I liked the sound of Ani Katz’ A Good Man, even before it started popping up in my Twitter timeline. It seemed to be about a family man who adores his wife and daughter but fails to protect them, something he considers to be his job. I’d had hopes of an interesting examination of how a ‘good man’ might be portrayed but what I hadn’t expected was a superbly drawn unreliable narrator, one of my favourite literary devices.
Married to a beautiful woman, the father of a bright daughter and established in a lucrative career, Thomas Martin appears to epitomise a happy, successful middle-aged man. He and Miriam live with Ava in a smart modern house, a social world away from the run down home inherited by his abusive alcoholic father where his mother and twin sisters still live. Miriam has never had a job, keeping house for Thomas and raising their daughter, rarely seeing her parents in her native France. Thomas has worked hard to afford the home he was determined his family would have, although Miriam’s trust fund helped despite her reluctance to leave the Brooklyn neighbourhood where she was happy. He’s trusted at work, his boss happy for him to pitch to the most prestigious clients, and respected by his two female colleagues. There are worries – dark memories of his difficult childhood, the loss of his elder sister and Ava’s pushing of the boundaries – but life is good. At least that’s the story Thomas tells himself and us but as this carefully controlled existence unravels, we begin to see that there may be other versions to tell, other interpretations to be made.
I want us to have everything I never had, I said. I want to build a shell around us so that we’ll be protected.
Katz keeps the tension nicely taut as she unfolds this story of a man who is convinced of his own best motives while letting slip hints that suggest otherwise. We’ve been primed from the start that things will not end well, and I suspect that ending will come as no surprise, but the denouement is not the point of this novella which explores what constitutes a ‘good man’ in some men’s eyes. What Thomas views as protecting his family, others would construe as coercive and controlling, a word of which he’s very fond. Katz is careful not to portray Thomas as a monster; he’s a man who’s believes himself to be doing what’s best for his family yet his behaviour towards them – and others – proves as toxic as his violent, abusive father’s. There’s a gradual ratcheting up of suspense as Thomas builds towards his story’s inevitable climax, deftly handled by Katz. It’s a smart debut, both compelling and disturbing, delivered with the kind of confidence that makes me keen to see what Katz will come up with next.
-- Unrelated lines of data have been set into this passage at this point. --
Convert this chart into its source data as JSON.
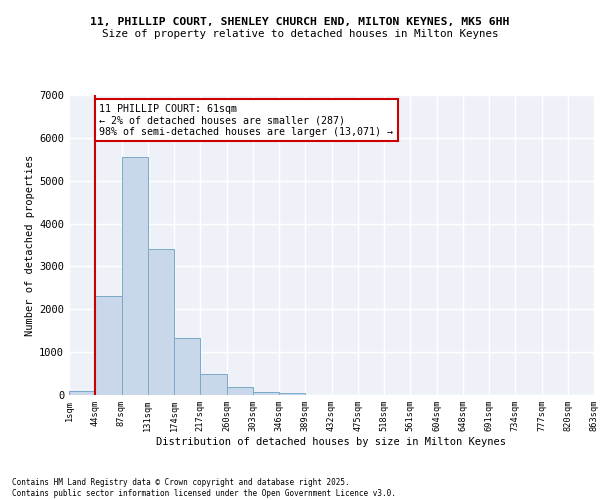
{
  "title_line1": "11, PHILLIP COURT, SHENLEY CHURCH END, MILTON KEYNES, MK5 6HH",
  "title_line2": "Size of property relative to detached houses in Milton Keynes",
  "xlabel": "Distribution of detached houses by size in Milton Keynes",
  "ylabel": "Number of detached properties",
  "bin_labels": [
    "1sqm",
    "44sqm",
    "87sqm",
    "131sqm",
    "174sqm",
    "217sqm",
    "260sqm",
    "303sqm",
    "346sqm",
    "389sqm",
    "432sqm",
    "475sqm",
    "518sqm",
    "561sqm",
    "604sqm",
    "648sqm",
    "691sqm",
    "734sqm",
    "777sqm",
    "820sqm",
    "863sqm"
  ],
  "bar_heights": [
    100,
    2300,
    5550,
    3400,
    1320,
    490,
    180,
    80,
    50,
    0,
    0,
    0,
    0,
    0,
    0,
    0,
    0,
    0,
    0,
    0
  ],
  "bar_color": "#c8d8ea",
  "bar_edge_color": "#7aaac8",
  "property_line_x": 1.0,
  "annotation_text": "11 PHILLIP COURT: 61sqm\n← 2% of detached houses are smaller (287)\n98% of semi-detached houses are larger (13,071) →",
  "annotation_box_color": "#ffffff",
  "annotation_box_edge": "#cc0000",
  "vline_color": "#cc0000",
  "ylim": [
    0,
    7000
  ],
  "yticks": [
    0,
    1000,
    2000,
    3000,
    4000,
    5000,
    6000,
    7000
  ],
  "bg_color": "#eef2f8",
  "grid_color": "#ffffff",
  "footer_line1": "Contains HM Land Registry data © Crown copyright and database right 2025.",
  "footer_line2": "Contains public sector information licensed under the Open Government Licence v3.0."
}
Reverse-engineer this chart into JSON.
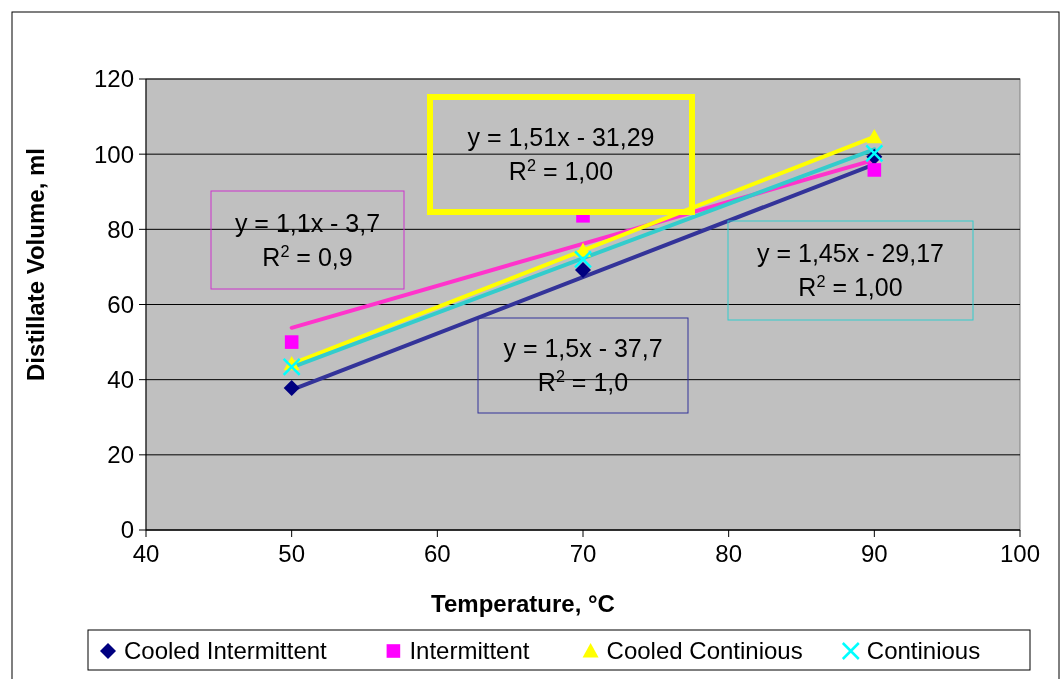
{
  "chart_data": {
    "type": "scatter",
    "xlabel": "Temperature, °C",
    "ylabel": "Distillate Volume, ml",
    "xlim": [
      40,
      100
    ],
    "xticks": [
      40,
      50,
      60,
      70,
      80,
      90,
      100
    ],
    "ylim": [
      0,
      120
    ],
    "yticks": [
      0,
      20,
      40,
      60,
      80,
      100,
      120
    ],
    "grid": "y",
    "legend": "bottom",
    "series": [
      {
        "name": "Cooled Intermittent",
        "marker": "diamond",
        "color": "#000080",
        "x": [
          50,
          70,
          90
        ],
        "values": [
          37.8,
          69.2,
          99.3
        ]
      },
      {
        "name": "Intermittent",
        "marker": "square",
        "color": "#ff00ff",
        "x": [
          50,
          70,
          90
        ],
        "values": [
          50,
          83.6,
          95.8
        ]
      },
      {
        "name": "Cooled Continious",
        "marker": "triangle",
        "color": "#ffff00",
        "x": [
          50,
          70,
          90
        ],
        "values": [
          44.2,
          74.4,
          104.6
        ]
      },
      {
        "name": "Continious",
        "marker": "cross",
        "color": "#00ffff",
        "x": [
          50,
          70,
          90
        ],
        "values": [
          43.4,
          72,
          100.2
        ]
      },
      {
        "type": "line",
        "color": "#333399",
        "x": [
          50,
          90
        ],
        "values": [
          37.3,
          97.3
        ]
      },
      {
        "type": "line",
        "color": "#ff33cc",
        "x": [
          50,
          90
        ],
        "values": [
          53.8,
          98.5
        ]
      },
      {
        "type": "line",
        "color": "#ffff00",
        "x": [
          50,
          90
        ],
        "values": [
          44.2,
          104.6
        ]
      },
      {
        "type": "line",
        "color": "#33cccc",
        "x": [
          50,
          90
        ],
        "values": [
          43.3,
          101.3
        ]
      }
    ],
    "annotations": [
      "y = 1,1x - 3,7\nR$^{2}$ = 0,9",
      "y = 1,51x - 31,29\nR$^{2}$ = 1,00",
      "y = 1,5x - 37,7\nR$^{2}$ = 1,0",
      "y = 1,45x - 29,17\nR$^{2}$ = 1,00"
    ]
  }
}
William Heinemann: London 2020 9781785152214 214 pages Hardback
This sounds like the sort of tale that gets under your skin. I’d have to be in the right mood to read it but it does sound really impressive.
There’s a slow build to it as Thomas’ narrative reveals his self-deception. Very effective and, I’m sure, not untypical of that kind of controlling personality.
Well done! Good review. Not sure if I’ll read this –not into upsetting books at the moment.
Thank you!
Ooooo. This sounds excellent. I love books that circle around the question of “goodness”. (Carol Shields’ Unless and Marina Endicott’s Good to a Fault being two of my favourites.)
This one’s a slow reveal with our unreliable narrator gradually revealing himself and why he is the way he is. Very well done. I’d not come across the Endicott before you mentioned it. I’ll check it out.